No entanto, com as dificuldades conhecidas do governo para reduzir o nível de gastos, a saída mais provável deve ser um aumento da já elevada carga tributária, prevê o economista-chefe da MB Associados.
"É uma situação fiscal complicada, o que pode significar que o BC terá de ser mais agressivo com os juros, seja mantendo a Selic em 13,75% por mais tempo ou aumentando a taxa de juros quando tiver uma clareza maior sobre a questão fiscal", diz Vale.
Ele acrescenta que, em um cenário de juros mais altos por mais tempo, o crescimento previsto para o PIB (Produto Interno Bruto) para 2023, que já é baixo, entre 0,5% e 1%, pode caminhar para mais perto de zero, ou eventualmente até levar a uma recessão da economia no próximo ano.

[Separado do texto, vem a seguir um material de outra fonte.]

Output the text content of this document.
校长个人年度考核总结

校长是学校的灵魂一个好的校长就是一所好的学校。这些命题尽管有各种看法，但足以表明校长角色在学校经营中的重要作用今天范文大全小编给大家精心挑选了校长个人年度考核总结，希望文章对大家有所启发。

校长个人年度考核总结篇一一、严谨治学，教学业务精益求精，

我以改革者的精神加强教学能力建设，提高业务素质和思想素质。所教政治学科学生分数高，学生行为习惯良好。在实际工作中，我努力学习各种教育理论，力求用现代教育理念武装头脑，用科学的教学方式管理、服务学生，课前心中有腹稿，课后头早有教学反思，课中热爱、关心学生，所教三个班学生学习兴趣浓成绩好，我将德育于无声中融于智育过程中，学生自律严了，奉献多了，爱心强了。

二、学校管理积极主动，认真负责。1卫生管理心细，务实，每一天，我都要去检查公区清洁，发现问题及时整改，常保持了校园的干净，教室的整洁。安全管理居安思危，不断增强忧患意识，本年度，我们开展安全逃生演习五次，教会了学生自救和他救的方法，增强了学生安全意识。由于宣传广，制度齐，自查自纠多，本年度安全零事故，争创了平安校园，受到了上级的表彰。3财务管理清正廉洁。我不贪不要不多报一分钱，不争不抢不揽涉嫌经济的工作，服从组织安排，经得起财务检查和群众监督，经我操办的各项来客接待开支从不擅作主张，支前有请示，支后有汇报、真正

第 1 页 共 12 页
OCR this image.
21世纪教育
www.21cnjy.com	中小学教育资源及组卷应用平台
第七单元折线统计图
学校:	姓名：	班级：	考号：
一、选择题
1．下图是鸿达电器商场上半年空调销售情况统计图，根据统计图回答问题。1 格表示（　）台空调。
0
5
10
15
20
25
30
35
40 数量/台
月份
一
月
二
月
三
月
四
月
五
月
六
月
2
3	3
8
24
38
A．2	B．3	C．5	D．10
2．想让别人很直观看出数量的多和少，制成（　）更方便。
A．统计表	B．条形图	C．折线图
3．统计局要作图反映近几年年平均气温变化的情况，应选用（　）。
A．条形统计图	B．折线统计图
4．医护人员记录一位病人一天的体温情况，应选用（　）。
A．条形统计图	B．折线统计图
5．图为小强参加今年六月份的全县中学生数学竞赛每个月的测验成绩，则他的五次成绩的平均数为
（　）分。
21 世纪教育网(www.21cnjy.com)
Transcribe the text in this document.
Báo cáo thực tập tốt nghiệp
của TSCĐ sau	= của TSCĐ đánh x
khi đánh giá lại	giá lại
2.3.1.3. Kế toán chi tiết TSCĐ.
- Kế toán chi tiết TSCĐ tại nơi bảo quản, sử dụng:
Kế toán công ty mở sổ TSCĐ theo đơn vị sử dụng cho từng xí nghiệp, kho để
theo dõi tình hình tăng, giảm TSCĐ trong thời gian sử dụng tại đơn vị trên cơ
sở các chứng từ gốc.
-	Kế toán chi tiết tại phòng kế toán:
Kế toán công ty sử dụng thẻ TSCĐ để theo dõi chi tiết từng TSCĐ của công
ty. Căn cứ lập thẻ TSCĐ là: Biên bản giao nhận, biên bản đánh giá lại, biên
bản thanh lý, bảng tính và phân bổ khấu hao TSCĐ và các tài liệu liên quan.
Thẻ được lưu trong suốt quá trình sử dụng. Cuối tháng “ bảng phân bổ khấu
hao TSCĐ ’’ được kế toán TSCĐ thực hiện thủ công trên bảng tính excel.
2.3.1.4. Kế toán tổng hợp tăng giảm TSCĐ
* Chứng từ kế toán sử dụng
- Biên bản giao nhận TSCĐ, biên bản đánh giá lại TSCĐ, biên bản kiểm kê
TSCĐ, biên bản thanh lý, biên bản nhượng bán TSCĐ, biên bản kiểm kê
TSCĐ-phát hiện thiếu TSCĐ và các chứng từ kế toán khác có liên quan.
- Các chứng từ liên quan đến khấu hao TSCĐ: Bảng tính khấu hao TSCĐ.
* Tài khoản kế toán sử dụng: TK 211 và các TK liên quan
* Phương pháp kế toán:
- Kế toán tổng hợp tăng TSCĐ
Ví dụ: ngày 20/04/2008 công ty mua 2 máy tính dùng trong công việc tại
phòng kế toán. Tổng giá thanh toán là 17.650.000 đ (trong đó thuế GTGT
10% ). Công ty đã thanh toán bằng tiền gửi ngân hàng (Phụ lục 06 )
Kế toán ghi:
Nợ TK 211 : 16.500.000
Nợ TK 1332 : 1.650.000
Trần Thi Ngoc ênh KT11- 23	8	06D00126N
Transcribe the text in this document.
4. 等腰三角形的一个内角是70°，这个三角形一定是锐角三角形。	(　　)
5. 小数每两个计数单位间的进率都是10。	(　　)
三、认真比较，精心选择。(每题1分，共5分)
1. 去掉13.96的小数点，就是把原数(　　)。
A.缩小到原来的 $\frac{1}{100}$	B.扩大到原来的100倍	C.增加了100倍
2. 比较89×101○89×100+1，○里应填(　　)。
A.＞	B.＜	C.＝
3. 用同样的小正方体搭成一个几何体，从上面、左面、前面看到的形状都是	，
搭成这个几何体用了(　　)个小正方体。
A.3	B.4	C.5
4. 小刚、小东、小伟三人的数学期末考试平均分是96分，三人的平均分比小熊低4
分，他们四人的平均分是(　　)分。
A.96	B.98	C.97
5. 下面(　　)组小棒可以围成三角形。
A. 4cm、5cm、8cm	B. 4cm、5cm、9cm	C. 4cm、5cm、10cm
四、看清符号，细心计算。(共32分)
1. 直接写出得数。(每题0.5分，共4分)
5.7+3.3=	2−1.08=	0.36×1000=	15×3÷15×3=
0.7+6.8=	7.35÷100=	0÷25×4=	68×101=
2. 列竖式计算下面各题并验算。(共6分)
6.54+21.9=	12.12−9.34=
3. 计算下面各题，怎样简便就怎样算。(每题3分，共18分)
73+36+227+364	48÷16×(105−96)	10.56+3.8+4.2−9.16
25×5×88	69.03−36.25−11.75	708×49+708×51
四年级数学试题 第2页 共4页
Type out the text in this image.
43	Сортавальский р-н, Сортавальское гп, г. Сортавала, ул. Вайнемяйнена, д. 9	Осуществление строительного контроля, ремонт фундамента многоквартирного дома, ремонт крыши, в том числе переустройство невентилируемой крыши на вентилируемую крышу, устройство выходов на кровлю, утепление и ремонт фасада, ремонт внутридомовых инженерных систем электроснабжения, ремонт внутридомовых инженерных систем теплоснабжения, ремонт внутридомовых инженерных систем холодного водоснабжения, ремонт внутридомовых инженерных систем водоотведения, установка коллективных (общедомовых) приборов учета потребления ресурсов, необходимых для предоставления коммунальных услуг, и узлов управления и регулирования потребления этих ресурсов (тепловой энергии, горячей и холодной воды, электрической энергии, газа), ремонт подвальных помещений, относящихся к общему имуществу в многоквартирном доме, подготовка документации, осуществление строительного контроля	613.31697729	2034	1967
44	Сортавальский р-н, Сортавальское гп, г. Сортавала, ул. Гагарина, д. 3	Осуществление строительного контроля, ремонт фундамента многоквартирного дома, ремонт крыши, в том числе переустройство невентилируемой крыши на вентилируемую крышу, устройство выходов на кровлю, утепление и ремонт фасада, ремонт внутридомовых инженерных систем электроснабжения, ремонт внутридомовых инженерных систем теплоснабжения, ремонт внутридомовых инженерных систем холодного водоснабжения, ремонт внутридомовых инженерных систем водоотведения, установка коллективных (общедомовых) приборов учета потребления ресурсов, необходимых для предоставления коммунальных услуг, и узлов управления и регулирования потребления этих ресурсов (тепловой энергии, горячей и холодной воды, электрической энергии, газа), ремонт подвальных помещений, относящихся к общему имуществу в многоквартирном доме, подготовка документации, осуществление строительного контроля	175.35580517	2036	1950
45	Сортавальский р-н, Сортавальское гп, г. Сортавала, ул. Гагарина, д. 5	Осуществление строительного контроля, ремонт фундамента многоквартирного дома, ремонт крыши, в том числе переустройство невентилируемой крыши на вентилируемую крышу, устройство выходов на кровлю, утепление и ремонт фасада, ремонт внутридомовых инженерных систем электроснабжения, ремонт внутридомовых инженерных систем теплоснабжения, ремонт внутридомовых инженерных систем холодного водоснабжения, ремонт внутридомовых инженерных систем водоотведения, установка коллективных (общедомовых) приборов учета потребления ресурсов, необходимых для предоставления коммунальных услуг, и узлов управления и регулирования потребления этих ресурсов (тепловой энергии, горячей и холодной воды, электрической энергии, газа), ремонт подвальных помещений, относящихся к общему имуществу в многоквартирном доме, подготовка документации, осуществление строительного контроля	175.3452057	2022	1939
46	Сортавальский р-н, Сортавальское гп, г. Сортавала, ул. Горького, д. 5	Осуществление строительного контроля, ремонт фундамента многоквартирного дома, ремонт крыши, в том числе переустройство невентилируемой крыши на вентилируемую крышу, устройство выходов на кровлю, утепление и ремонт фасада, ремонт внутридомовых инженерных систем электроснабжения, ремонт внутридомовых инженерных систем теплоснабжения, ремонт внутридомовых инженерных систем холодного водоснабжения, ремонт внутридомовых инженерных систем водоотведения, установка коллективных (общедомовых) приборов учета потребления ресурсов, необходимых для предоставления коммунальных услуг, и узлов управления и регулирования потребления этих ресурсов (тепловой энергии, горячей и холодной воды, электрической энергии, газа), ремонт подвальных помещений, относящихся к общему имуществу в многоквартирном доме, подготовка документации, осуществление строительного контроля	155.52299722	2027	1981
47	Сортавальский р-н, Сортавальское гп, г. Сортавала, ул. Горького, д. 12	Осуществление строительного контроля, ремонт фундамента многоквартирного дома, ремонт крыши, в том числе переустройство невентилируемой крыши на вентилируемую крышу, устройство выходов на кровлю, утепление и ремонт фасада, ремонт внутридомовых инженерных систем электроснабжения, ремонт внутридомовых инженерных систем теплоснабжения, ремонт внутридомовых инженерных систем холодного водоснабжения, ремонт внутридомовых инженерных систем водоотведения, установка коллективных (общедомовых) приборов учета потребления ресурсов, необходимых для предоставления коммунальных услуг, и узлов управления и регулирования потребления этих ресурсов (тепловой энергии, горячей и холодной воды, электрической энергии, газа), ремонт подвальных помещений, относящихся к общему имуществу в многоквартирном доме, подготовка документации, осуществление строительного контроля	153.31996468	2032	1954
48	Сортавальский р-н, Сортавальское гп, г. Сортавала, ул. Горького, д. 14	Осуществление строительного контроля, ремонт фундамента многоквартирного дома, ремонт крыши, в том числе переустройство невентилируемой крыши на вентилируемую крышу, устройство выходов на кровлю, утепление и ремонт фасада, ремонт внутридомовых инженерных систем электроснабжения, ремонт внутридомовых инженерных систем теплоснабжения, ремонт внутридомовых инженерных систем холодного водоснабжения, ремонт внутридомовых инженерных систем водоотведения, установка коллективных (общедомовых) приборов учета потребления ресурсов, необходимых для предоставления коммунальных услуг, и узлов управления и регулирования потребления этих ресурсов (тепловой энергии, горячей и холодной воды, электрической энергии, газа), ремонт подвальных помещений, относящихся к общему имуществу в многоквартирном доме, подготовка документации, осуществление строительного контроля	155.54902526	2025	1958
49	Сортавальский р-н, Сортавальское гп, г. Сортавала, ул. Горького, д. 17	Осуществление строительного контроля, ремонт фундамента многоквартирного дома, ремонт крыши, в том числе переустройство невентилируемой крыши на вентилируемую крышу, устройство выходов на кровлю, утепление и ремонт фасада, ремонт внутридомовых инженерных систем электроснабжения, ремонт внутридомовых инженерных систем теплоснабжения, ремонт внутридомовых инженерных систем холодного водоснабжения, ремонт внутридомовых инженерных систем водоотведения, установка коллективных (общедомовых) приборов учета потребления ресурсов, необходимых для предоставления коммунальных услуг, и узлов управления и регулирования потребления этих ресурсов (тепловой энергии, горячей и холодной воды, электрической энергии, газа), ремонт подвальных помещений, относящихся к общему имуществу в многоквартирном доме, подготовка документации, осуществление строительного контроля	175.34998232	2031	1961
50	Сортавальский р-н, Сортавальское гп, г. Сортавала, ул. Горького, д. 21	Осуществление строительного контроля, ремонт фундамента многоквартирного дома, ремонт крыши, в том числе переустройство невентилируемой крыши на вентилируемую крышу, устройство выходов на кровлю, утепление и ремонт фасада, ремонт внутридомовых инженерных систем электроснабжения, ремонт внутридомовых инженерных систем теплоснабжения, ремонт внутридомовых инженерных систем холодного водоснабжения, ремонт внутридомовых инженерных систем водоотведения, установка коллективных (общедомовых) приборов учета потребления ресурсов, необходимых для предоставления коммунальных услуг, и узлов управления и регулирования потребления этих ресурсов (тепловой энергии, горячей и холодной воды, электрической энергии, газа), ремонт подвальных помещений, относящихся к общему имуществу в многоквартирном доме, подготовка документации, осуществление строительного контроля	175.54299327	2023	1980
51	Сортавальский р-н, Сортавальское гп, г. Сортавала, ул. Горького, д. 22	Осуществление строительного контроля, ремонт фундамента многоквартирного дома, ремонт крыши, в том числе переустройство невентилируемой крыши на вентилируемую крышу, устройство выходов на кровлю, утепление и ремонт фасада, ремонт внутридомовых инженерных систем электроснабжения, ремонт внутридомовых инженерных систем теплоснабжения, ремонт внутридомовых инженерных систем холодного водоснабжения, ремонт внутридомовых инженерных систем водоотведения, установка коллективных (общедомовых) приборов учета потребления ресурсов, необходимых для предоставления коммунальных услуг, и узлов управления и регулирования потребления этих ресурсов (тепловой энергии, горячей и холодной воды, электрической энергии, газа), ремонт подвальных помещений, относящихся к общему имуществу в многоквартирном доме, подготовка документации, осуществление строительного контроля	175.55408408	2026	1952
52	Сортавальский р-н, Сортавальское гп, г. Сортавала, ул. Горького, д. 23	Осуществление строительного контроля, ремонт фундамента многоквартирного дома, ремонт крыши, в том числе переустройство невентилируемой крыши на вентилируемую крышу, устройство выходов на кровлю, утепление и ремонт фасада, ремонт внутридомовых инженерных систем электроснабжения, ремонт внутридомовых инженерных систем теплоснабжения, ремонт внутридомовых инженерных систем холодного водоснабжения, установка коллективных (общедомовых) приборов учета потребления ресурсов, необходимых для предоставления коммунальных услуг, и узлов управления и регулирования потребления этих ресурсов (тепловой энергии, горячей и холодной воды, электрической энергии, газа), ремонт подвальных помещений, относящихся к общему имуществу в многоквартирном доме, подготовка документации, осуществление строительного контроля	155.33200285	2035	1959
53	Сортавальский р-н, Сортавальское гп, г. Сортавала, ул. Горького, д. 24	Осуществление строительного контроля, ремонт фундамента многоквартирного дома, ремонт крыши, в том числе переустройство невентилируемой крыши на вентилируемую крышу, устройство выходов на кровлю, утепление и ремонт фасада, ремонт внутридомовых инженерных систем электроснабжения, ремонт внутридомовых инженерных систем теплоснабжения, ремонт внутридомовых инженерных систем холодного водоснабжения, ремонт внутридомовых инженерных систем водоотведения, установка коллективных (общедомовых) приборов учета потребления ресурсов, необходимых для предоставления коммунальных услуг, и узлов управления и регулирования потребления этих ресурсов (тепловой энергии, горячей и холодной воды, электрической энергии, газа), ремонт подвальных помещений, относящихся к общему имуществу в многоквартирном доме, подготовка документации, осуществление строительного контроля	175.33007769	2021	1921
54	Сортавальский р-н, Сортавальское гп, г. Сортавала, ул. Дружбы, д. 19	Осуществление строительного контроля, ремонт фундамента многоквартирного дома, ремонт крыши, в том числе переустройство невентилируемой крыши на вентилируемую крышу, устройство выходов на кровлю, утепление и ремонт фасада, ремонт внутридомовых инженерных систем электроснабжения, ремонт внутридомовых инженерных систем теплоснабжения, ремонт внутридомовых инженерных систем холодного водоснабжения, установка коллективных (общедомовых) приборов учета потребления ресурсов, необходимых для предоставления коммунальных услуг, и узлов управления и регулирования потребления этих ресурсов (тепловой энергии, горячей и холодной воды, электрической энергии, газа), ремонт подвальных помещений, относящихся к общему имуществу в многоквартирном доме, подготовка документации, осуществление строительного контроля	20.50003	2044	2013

No boletim Focus de 11 de novembro, os economistas projetam a taxa Selic em 11,25% ao ano em dezembro de 2023, com um crescimento do PIB de 2,77% neste ano, e de 0,70% no próximo.
IRRESPONSABILIDADE FISCAL SERIA UM TIRO NO PÉ, DIZ ECONOMISTA
Economista-chefe da gestora Neo Investimentos, Luciano Sobral diz que a indicação de uma política fiscal de caráter expansionista, que force o BC a ter de manter os juros mais altos por mais tempo do que o mercado previa até então, é um "tiro no pé" do próprio governo que ainda nem sequer assumiu.
Sobral assinala que uma das principais fontes de gastos do governo são os encargos relativos ao pagamento da dívida federal, e, portanto, quanto maior forem os juros, maior será o valor despendido pelo governo para honrar essa obrigação, sobrando menos recursos para investir em outras frentes.
De toda forma, o economista-chefe da Neo Investimentos diz também não acreditar em um cenário no qual o governo eleito irá seguir por um caminho que levará à implosão das pontes com o mercado ainda no primeiro ano do novo mandato.
"A gente está apostando em um cenário menos pior do que o que o mercado está precificando agora", afirma Sobral.
Ele prevê que as discussões do governo junto ao Congresso devem resultar em uma solução no meio do caminho entre o que tem sido sinalizado pela equipe de transição nomeada pelo PT e os anseios dos agentes financeiros quanto a uma política fiscal mais austera.
"Se for tirado até R$ 100 bilhões do teto, dá para ter uma trajetória razoável da dívida. Não é o melhor dos mundos, mas também não é a tragédia que o mercado está pintando hoje", diz o especialista.